The Stronghold of My Portfolio– General Electric $GE
I’ve outlined several stocks thus far and several strategies, but one that I plan on rolling out to you in the next few weeks consists of a pie chart of categories (called the Cash Pie) that outlines how I think you should diversify your portfolio, right now, at this moment, heading into mid-2012. Then I’m going to take THOSE categories and break them down into individual stocks to provide both examples and suggestions.
Everyone’s investing strategy is unique. A person who is ancient and withered (55+) and nearing the end of their frail and wrinkled lives has a much different strategy than a young, tight skinned, glowing college blonde bombshell. But the Cash Pie will bond us all together.
So my post today is perfectly timed, as tomorrow on Friday, April 20 th, 2012, General Electric $GE, the mega conglomerate and ‘pseudo-mutual fund that isn’t a mutual fund’ reports their earnings. Initial reports state that we’re not going to see a home run, but more like a single…or a single who advances to second on an error. That’s ok by me. If you invest in GE, you are investing for the long term. It’s an American company that has been here through thick and thin, and barring absolute zombie apocalypse, will always be here. In the Cash Pie I mentioned earlier, it falls into the STALWART BEAST category:
STALWART BEAST STOCK: A solid company that doesn’t plummet nor jump…it lumbers forward. It has a good dividend (which should be reinvested), which then compounds over and over so that you’re earning dividend value off of previous dividends. Examples of these Stalwart Beasts: Wal-Mart $WMT, Target $TGT, Coca-Cola $KO, Johnson & Johnson $JNJ, etc. Most of these are considered blue chippers.
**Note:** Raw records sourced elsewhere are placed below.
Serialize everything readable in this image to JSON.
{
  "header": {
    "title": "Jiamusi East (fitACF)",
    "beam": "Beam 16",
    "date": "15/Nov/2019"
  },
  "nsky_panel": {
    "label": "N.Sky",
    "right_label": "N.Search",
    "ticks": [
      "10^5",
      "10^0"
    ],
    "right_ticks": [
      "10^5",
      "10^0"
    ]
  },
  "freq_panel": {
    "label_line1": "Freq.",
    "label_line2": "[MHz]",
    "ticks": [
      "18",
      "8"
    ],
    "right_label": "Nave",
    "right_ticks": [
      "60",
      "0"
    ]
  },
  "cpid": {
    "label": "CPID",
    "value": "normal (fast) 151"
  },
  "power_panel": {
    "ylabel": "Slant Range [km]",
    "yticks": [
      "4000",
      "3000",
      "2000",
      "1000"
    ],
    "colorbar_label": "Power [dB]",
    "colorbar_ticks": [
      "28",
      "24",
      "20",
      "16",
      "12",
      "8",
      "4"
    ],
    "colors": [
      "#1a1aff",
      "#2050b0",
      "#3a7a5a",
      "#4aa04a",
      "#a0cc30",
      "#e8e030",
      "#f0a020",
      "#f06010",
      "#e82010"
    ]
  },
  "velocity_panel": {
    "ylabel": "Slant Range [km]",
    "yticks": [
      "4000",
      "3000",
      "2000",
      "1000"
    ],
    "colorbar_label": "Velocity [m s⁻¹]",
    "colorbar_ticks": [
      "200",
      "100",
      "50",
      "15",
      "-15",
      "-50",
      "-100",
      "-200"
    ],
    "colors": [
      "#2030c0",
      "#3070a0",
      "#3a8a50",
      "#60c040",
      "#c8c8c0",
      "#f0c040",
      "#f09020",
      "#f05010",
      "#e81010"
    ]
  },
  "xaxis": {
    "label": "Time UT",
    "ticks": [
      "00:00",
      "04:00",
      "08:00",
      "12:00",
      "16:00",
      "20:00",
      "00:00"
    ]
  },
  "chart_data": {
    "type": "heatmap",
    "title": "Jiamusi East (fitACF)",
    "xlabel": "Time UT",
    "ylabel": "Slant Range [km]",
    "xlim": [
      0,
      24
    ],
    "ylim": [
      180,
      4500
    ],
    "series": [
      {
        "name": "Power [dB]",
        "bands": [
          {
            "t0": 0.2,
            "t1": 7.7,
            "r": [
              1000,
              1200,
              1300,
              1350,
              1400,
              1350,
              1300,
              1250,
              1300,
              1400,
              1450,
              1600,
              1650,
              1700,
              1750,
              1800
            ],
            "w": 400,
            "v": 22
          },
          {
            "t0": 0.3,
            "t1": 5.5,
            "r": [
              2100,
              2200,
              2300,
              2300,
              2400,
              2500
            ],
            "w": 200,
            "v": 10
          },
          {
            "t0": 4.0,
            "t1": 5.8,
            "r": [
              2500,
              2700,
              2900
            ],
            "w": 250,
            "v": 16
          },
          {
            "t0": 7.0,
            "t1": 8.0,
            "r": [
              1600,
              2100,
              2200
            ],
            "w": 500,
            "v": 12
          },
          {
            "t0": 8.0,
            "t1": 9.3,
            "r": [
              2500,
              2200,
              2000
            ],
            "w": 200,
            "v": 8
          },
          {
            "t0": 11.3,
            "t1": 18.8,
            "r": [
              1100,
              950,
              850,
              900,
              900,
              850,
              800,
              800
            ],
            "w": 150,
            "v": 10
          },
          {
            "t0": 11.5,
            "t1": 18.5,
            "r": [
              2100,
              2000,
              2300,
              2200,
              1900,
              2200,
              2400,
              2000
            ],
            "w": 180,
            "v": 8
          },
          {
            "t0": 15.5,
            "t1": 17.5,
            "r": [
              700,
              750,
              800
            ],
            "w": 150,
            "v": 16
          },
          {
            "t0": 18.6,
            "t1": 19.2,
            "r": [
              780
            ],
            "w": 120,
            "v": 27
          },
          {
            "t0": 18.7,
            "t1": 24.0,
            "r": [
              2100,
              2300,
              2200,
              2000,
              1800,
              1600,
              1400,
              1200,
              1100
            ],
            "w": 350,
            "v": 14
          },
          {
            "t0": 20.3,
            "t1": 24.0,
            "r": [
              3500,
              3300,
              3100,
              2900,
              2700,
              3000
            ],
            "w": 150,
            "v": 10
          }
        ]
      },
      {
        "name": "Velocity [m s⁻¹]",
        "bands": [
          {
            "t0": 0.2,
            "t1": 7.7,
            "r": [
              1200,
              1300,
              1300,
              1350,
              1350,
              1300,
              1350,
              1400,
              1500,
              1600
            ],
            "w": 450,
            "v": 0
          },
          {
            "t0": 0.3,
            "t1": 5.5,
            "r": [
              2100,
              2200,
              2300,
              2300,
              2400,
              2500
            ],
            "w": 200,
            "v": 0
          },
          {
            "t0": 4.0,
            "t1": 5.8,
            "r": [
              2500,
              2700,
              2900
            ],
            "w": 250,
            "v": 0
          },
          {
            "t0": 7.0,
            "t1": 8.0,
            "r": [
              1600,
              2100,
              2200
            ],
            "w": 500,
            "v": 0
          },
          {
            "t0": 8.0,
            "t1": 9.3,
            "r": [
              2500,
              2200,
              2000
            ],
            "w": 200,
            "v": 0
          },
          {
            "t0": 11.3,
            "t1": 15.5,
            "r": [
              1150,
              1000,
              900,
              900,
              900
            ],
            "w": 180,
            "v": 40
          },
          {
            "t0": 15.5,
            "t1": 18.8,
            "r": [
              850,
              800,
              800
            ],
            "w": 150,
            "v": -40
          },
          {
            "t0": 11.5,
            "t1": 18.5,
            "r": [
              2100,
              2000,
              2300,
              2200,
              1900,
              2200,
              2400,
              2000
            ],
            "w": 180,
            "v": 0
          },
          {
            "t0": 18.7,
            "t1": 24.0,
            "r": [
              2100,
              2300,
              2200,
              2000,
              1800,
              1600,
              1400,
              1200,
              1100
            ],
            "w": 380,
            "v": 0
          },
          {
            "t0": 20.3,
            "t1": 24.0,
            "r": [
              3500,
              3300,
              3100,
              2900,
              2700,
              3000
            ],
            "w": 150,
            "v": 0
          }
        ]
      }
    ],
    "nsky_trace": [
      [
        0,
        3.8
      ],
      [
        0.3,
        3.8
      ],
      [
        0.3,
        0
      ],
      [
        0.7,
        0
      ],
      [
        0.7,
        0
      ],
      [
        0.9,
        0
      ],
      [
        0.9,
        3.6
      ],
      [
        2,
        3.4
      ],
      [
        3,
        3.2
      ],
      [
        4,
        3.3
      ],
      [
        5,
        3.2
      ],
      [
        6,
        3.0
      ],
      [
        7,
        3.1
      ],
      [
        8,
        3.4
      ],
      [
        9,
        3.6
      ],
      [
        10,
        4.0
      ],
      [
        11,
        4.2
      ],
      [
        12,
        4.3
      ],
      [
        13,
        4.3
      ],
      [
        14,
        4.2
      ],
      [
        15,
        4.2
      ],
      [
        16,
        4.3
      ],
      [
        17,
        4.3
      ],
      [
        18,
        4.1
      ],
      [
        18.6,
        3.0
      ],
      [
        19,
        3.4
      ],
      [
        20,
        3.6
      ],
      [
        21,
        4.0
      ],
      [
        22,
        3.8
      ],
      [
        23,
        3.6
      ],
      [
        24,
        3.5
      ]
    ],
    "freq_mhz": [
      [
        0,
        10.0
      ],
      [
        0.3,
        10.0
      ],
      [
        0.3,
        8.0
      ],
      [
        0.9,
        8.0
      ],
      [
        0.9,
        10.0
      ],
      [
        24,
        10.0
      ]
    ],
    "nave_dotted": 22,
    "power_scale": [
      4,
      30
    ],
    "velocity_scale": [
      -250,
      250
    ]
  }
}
Let’s break this down so that even my dumbest daughter could understand (she’s matriculating at Texas Tech right now if that tells you anything). Pretend you have 100 shares of General Electric on June 20, 2011 (a record date for the dividend payment) and your assumptions are: dividend is $.17/share and price is ~$18.00, etc., etc.,
100 shares = June 20, 2011 ($1,800)
100.94 shares= September 19, 2011 ($1,817)
101.89 shares= December 27, 2011 ($1,834)
102.85 shares=February 27, 2012 ($1,851)
So after less than a year, you have 2.85 FREE shares of GE, and (in our model) it’s a profit of $51.30—and that’s ignoring its constant upward trend. Now play this model with 1,000 shares. Then play it with 10,000. And I get it…BLEGH, NUMBERS! But let’s focus on the important part of this example: FREE MONEY.
It’s the beauty of those Stalwart Beasts. For the most part (except in dire, dark times), they steadily climb. After I had started investing in the meat of the recession, I’ll never forget that my 80-year old father-in-law at the time (Herb, Chuck, Doug?) told me, “There will be a time in your future where you will brag to your children that you bought General Electric at $6.00 a share.” Well, children, I’m bragging. The stock constantly kisses $20 today, and will one day be back to its prime at $35+. So now let Uncle Cash tell YOU: “Son/Daughter…there will be a time where you will brag to your children that you bought General Electric at $20.00 a share.”
Because as long as I’m investing and putting money in the market, I will continue to stock up on General Electric. I’ll buy it at $10. I’ll buy it at $20. You’ll even see old Uncle Cash buying it at $30 and beyond.